Khartoum governor Abdel Rahman Al-Khidir, sitting alongside Hamed, said that police only opened fire to defend their stations. Hamed said “criminal” attacks – separate from the peaceful protests – had been launched on police facilities and petrol stations.
“We know that overseas foundations are supporting these criminal activities,” Al-Khidir said, adding that about 700 people have now been arrested. “They used the same tactics that the Darfur rebels are using in Darfur,” where a decade-long conflict has raged.
Meanwhile, a senior official in Sudan’s ruling party has spoken out against the “unnecessary” deadly crackdown on demonstrators, saying the government should have instead encouraged dialogue, the AFP news agency reports.
“The fact that so many have died points to the degree of violence,” the official told AFP news agency on condition of anonymity, in comments that reflect divisions within the governing National Congress Party (NCP). “I believe it was unnecessary to repress the peaceful demonstrators. Peaceful demonstration is a constitutional right.”
On Saturday, Islamic religious leaders and a several members of Bashir’s National Congress Party urged the president to reverse the austerity measures. The government has scheduled a news conference for Monday, the first since the start of unrest.
Late on Sunday, about 1,000 people marched in Khartoum calling for the government’s overthrow after a ceremony mourning those gunned down last week during fuel price protests, witnesses said.
The rally began in the wealthy Mansheeya neighbourhood, which was home to Salah Mudathir, 28, a pharmacologist shot dead during a protest on Friday.
“Freedom! Freedom!” they shouted, according to the witnesses.
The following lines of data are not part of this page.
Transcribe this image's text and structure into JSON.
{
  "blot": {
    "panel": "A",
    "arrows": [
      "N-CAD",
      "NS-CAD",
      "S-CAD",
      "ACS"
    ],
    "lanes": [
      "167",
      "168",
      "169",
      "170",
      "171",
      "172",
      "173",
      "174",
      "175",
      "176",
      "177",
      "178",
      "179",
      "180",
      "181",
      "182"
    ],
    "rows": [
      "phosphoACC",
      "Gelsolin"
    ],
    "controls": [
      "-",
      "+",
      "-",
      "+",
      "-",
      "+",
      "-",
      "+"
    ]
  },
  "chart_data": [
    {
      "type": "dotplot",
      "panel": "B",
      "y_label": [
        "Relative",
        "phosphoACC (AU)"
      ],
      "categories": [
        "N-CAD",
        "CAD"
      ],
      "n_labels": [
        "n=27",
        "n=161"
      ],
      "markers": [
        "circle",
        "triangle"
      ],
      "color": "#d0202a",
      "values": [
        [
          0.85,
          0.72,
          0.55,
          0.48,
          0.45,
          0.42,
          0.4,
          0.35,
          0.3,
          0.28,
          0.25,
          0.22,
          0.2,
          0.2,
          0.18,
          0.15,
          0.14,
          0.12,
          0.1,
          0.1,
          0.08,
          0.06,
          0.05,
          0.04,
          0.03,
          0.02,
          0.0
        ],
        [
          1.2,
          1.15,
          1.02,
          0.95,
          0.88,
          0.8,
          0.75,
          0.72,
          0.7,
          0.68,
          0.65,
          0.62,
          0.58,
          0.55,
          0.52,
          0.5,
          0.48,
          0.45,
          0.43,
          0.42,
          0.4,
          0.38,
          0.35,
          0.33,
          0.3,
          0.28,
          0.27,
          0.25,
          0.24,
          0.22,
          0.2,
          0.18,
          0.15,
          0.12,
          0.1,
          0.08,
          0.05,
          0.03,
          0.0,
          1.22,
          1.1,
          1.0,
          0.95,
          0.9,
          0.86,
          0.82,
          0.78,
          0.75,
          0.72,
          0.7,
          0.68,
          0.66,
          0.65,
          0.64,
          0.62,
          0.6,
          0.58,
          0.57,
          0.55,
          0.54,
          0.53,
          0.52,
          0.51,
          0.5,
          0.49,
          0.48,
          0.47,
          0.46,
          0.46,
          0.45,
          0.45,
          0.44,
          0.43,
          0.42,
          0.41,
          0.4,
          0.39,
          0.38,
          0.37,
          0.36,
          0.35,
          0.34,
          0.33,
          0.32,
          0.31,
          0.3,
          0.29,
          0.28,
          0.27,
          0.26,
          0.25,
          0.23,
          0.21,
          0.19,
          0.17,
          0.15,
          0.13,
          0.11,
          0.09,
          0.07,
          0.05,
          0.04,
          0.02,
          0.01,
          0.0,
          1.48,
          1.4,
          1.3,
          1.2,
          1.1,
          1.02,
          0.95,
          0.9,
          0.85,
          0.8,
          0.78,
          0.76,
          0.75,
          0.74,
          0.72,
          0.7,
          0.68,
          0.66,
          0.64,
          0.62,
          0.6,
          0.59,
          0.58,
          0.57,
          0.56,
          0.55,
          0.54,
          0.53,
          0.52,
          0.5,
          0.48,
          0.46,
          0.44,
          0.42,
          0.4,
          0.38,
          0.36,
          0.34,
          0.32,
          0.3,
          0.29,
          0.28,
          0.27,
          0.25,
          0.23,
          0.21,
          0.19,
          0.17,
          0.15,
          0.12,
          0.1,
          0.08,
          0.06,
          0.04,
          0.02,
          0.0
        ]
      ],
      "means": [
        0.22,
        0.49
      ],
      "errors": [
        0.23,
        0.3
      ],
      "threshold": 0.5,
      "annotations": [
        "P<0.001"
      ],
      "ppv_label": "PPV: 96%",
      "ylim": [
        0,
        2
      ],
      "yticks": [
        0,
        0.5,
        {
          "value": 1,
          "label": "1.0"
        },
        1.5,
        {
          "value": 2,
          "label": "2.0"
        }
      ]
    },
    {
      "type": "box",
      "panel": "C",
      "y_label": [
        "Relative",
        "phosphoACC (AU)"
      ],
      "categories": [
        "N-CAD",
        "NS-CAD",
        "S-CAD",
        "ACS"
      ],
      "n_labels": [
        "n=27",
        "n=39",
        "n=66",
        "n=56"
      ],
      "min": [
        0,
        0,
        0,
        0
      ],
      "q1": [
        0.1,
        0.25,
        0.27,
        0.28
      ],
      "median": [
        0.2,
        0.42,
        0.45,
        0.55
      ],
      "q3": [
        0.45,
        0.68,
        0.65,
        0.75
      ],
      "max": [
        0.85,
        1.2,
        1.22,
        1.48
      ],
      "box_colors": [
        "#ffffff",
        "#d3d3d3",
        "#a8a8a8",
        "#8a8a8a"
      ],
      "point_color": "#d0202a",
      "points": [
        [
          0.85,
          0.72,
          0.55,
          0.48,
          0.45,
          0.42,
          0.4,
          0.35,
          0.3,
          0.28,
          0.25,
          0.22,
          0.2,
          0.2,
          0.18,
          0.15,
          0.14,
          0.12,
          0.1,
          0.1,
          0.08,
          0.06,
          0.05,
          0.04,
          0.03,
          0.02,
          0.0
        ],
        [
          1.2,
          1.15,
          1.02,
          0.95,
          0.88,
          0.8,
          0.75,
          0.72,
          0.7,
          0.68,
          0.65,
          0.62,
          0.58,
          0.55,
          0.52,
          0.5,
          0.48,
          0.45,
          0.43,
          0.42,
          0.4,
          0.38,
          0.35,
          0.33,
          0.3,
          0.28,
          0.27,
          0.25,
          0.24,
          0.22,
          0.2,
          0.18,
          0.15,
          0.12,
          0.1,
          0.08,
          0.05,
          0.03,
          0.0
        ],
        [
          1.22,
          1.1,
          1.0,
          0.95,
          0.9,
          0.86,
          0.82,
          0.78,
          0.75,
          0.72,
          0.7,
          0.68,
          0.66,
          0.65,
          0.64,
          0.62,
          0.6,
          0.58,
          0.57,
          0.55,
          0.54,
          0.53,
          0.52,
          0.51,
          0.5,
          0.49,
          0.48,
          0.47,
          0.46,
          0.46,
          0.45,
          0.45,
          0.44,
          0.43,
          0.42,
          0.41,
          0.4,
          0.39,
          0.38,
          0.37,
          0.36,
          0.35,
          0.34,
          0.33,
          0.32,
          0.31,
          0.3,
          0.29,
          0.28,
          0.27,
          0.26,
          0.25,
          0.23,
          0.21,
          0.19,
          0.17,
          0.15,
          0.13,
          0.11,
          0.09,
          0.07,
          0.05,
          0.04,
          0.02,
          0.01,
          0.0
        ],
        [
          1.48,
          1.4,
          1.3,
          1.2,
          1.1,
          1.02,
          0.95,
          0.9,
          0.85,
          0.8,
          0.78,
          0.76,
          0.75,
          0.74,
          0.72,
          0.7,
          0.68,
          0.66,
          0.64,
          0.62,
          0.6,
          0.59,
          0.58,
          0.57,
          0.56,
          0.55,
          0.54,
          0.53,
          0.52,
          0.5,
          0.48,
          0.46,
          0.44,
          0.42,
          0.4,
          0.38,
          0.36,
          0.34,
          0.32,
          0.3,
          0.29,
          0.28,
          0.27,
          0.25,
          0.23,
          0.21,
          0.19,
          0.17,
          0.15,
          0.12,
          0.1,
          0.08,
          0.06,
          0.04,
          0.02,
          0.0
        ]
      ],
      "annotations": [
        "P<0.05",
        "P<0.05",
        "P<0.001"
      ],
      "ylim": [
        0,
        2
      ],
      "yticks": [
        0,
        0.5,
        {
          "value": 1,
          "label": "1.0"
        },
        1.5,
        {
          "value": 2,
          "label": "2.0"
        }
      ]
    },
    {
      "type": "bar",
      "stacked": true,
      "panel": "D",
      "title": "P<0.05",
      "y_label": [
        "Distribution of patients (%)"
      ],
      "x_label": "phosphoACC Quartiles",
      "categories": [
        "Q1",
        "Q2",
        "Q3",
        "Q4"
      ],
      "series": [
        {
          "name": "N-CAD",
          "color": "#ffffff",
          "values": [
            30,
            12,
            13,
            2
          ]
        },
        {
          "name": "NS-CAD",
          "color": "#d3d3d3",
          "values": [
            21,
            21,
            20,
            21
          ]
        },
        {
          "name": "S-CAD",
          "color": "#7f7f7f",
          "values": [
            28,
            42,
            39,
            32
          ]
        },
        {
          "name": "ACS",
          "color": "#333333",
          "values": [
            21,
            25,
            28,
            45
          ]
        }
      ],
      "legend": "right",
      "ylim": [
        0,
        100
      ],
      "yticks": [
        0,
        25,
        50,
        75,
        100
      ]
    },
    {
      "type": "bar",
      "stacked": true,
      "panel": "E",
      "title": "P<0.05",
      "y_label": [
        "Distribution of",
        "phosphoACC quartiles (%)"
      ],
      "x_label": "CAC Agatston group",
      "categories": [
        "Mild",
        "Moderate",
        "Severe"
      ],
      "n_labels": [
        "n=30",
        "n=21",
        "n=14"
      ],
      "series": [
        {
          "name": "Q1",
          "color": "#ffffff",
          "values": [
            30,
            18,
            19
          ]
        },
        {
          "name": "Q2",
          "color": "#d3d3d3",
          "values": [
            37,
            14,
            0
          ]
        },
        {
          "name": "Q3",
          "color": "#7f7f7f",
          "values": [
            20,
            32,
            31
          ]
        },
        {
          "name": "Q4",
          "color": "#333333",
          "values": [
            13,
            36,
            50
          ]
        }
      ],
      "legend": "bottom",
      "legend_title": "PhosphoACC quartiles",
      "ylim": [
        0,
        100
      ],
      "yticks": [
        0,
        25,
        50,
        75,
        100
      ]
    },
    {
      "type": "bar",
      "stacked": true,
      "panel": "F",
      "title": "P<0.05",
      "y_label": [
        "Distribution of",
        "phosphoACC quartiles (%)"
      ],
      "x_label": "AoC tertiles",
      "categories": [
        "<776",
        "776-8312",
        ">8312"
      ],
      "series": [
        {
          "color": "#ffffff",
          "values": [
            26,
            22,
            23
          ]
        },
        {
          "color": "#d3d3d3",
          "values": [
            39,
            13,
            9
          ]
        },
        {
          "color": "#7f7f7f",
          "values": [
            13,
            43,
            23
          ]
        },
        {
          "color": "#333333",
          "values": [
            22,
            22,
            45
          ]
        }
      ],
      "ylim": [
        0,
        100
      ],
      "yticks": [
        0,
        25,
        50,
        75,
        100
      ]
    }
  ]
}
“A million Salah for a new dawn!” they called in a reference to the dead man.
They also demanded the fall of the regime, echoing calls made by demonstrators during the Arab Spring revolts of 2011 which toppled a succession of veteran regional leaders.
Police and security agents watched the march but did not interfere.
Activists also reported a protest in Port Sudan, the country’s biggest port on the Red Sea. Details were not immediately available.